Cette locomotive côtière d’une durée de deux heures à deux heures et demie serpente le long du bord ouest de l’île, de la capitale à la ville de Galle, fondée par les Portugais et située au sud, qui est également riche en architecture coloniale néerlandaise. Au fur et à mesure que vous roulez sur la ligne, les grands bâtiments se réduisent à des cabanes aux toits de tôle ondulée ornées de linge, et se séparent pour laisser entrevoir les plages de sable et la mer d’un bleu limpide. Par endroits, les rails sont presque parallèles au rivage, alors asseyez-vous sur le côté droit pour avoir la meilleure vue sur ces paysages marins infinis, ces villes de bord de mer et ces groupes de surfeurs qui courent après les vagues.
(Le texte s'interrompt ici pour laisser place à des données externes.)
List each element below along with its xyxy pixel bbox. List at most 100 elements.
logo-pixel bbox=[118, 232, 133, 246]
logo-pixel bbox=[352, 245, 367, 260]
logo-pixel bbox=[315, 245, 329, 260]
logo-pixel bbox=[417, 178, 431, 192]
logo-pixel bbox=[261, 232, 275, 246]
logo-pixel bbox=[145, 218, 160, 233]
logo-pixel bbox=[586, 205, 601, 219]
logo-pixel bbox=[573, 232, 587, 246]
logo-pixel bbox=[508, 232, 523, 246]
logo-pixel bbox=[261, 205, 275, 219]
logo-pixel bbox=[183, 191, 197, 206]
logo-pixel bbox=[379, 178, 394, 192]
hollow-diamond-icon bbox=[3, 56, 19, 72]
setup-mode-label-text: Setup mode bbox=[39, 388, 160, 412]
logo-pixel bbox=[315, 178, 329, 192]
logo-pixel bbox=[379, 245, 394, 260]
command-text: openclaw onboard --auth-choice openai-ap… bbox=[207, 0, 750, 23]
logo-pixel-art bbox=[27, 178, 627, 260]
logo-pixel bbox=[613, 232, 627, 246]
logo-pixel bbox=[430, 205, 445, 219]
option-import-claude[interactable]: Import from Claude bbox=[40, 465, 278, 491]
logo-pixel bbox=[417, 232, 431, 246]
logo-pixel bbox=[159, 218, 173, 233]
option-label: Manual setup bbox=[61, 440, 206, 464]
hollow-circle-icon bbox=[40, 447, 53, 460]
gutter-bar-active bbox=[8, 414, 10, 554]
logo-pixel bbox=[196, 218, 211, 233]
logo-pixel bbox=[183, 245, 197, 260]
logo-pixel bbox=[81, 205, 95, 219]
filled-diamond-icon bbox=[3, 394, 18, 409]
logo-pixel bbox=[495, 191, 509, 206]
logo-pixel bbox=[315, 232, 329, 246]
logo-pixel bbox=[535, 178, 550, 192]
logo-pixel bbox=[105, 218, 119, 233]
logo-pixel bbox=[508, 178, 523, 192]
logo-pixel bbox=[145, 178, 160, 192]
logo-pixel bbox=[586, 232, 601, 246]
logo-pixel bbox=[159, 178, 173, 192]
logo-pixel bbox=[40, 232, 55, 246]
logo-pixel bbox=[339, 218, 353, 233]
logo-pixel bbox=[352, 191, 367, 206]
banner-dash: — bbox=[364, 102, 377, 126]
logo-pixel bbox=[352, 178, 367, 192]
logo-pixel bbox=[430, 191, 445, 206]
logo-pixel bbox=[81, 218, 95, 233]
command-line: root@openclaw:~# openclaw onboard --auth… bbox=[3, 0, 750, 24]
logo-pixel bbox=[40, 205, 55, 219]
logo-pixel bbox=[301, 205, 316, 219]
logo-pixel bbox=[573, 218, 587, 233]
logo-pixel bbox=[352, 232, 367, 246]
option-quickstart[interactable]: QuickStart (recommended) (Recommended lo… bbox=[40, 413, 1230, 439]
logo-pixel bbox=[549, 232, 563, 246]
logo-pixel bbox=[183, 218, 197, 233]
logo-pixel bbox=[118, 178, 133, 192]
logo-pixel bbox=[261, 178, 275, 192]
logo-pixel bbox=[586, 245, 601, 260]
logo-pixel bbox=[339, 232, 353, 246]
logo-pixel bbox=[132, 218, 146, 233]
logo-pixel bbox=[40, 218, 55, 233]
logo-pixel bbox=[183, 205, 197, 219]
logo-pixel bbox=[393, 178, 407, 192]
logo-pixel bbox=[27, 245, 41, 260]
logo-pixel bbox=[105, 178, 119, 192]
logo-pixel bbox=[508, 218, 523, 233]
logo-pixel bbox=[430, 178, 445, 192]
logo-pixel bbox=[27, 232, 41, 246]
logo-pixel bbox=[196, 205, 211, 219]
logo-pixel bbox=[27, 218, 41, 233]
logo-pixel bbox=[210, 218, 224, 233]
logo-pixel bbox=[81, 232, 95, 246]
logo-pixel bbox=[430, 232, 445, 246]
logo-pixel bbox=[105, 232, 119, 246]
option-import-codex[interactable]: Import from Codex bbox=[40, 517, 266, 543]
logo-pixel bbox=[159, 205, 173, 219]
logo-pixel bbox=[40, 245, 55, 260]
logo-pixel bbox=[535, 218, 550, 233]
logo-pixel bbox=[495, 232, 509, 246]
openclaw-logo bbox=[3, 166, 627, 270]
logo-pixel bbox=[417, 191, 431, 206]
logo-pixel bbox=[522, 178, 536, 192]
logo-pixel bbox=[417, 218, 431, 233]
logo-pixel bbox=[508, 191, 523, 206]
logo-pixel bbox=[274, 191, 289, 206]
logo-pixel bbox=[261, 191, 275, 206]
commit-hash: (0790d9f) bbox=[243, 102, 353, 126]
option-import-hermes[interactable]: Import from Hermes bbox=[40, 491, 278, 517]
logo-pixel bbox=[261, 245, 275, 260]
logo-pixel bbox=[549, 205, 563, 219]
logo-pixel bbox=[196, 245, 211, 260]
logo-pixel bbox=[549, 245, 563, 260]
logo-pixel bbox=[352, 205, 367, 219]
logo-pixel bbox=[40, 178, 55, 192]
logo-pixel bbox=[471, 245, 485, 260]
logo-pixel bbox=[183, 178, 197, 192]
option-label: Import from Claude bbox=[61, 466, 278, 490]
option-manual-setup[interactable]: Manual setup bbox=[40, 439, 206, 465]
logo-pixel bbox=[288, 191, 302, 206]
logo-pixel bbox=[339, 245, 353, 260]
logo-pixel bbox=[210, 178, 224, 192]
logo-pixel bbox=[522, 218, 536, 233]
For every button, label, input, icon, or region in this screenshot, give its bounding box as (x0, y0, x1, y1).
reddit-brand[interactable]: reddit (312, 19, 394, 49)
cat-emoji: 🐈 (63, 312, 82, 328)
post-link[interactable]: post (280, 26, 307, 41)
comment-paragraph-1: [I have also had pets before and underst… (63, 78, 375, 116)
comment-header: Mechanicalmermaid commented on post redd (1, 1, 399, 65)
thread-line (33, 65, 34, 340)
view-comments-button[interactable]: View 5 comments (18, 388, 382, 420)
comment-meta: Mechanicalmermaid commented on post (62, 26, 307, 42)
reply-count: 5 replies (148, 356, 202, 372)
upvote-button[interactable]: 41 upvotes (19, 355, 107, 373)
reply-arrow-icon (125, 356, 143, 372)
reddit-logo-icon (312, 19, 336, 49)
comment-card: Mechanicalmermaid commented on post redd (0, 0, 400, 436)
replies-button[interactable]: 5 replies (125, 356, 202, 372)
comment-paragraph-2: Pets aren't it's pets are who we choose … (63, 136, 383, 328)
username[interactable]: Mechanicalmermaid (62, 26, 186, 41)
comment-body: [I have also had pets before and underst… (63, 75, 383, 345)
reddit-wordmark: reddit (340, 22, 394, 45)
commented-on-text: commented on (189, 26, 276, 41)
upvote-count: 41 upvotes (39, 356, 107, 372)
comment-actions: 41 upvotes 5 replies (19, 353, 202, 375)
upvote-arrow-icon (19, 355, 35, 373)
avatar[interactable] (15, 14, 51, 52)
Au fil des minutes, vous sentirez le stress de la vie urbaine s’estomper. 

D’Anuradhapura à Jaffna 

Distance : 195 km

Anuradhapura, classée au patrimoine mondial de l’UNESCO, est l’ancienne capitale du Sri Lanka, caractérisée par des stupas et des temples géants. C’est l’une des plus anciennes villes continuellement habitées au monde. La route qui reliait Anuradhapura à Jaffna, dans le nord hindou moins visité de l’île, a été interrompue pendant la guerre civile qui a duré 26 ans. Les voyages en train ont été interrompus, et cette route n’a été rouverte qu’en 2014. Les voyageurs qui entreprennent aujourd’hui ce voyage de 3,5 heures verront des paysages plus plats, des marais salants et franchiront le col de l’éléphant qui contrôle l’accès à la péninsule de Jaffna. Le nord accueille beaucoup moins de visiteurs et certaines des meilleures plages vierges du Sri Lanka, ce qui en fait une escapade digne de ce nom.